Fourth, our analysis on the geographic variation in time delays for COVID-19 health-seeking behaviors would have benefited from a more formal multilevel analysis. However, given our limited sample size, such analysis could not be performed, and we are limited to consider geographic characteristics as simple fixed effects in multivariate regressions.

Finally, policy recommendations based on our findings may not apply to other contexts and countries. Both the success of disease surveillance and the failure of primary care in dealing with the current COVID-19 crisis is embedded in a more extensive system of social arrangement that is a specific and unique feature of China.

Conclusion

This study presents some suggestive evidence on risk factors associated with a time delay from the onset of symptom to the diagnosis of COVID-19 infection. Based on a relatively small sample in Shaanxi, China (\(N=165\)), we have identified factors like age, surveillance on travel history, types of healthcare facilities visited, size of the health workforce, which are likely to affect either health-seeking or diagnosis or both, contributing to the time delay of proper diagnosis.

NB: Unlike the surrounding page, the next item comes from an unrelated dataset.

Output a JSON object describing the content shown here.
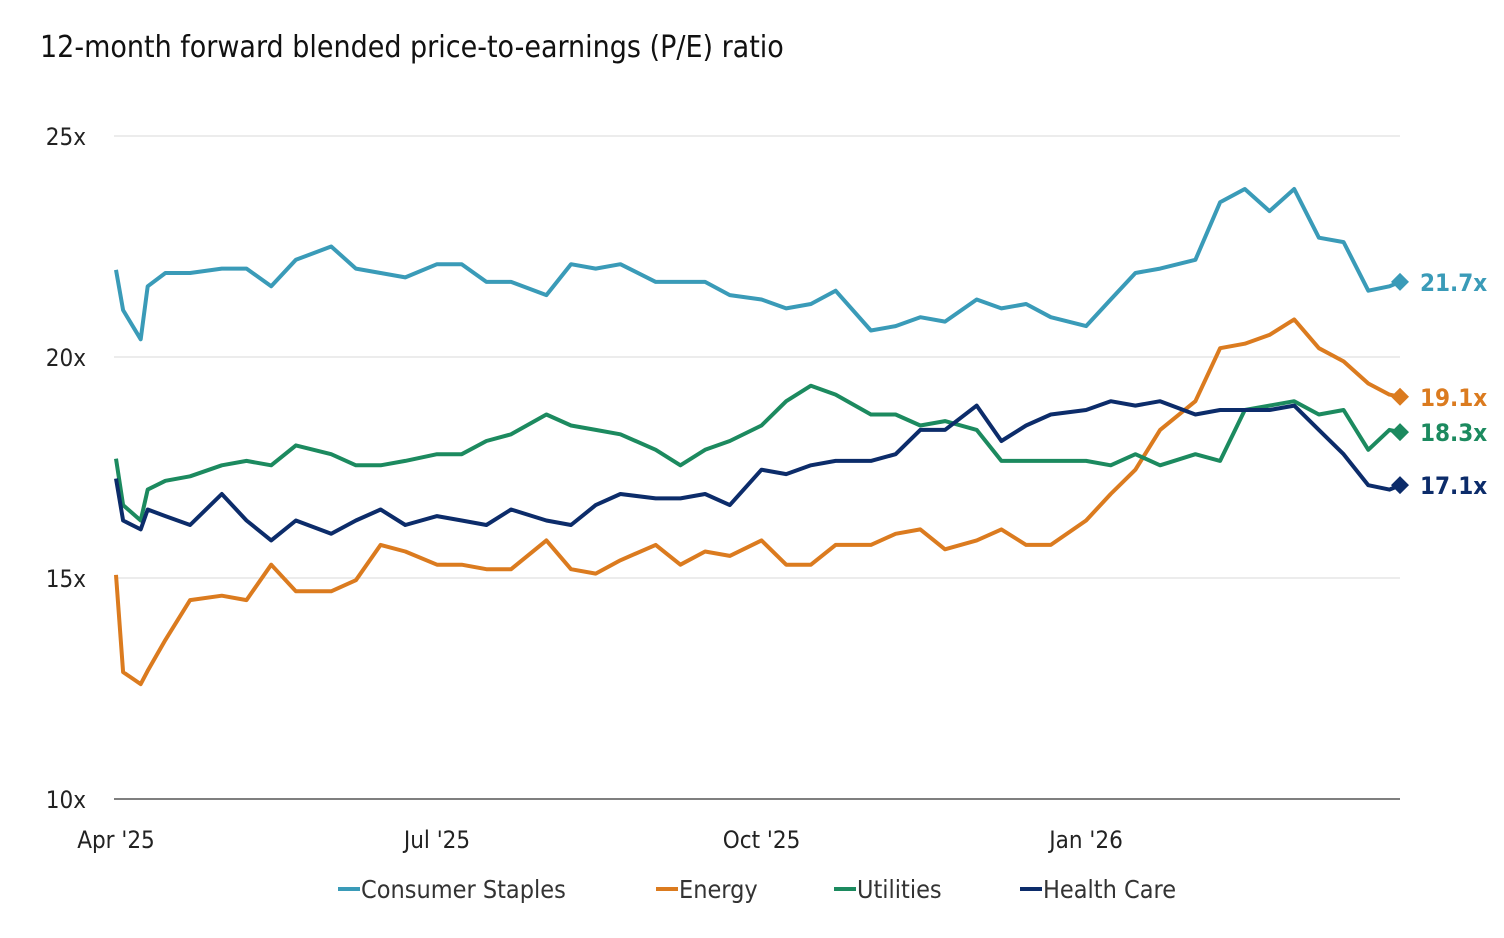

Our findings may offer some valuable insights for policymakers. Older adults tend to delay their care, emphasizing the need for closer surveillance and targeted public policies for older adults and vulnerable groups in general. The positive association between the surveillance of high-risk individuals with travel history to Wuhan and a shorter diagnosis delay supports the prioritization of surveillance on groups with higher risks of exposure. The delay caused by the utilization of community-based healthcare has two direct policy implications: First, primary care can only benefit patients if it is empowered and integrated into the extensive healthcare system. Second, policies steering patients towards primary care have to be accompanied by reforms aimed at reinforcing the primary care system.

Our analysis on the factors associated with time delays for COVID-19 diagnosis sheds light on the importance of patients’ health-seeking behaviors and diagnosis capacity of healthcare providers during the pandemic. That being said, the small sample size undermines the external validity of our study and prevents us from a thorough and more conclusive validation of the mechanisms involved. More research is needed to better understand the mechanisms—be they biological, economic, social or a combination thereof– of the age gradient in COVID-19 health seeking behaviors we observe in our data. Moreover, the “social” cost of surveillance should be weighted along with its benefit: the optimal level of surveillance should be based on scientific and factual considerations rather than political preferences and inclinations. Finally, the primary care system should be enhanced in the long run in China. Future research can guide policy makers in striking the right balance between strengthening primary care system and structure and developing modern hospitals and advanced technologies that can help tackling future public health challenges.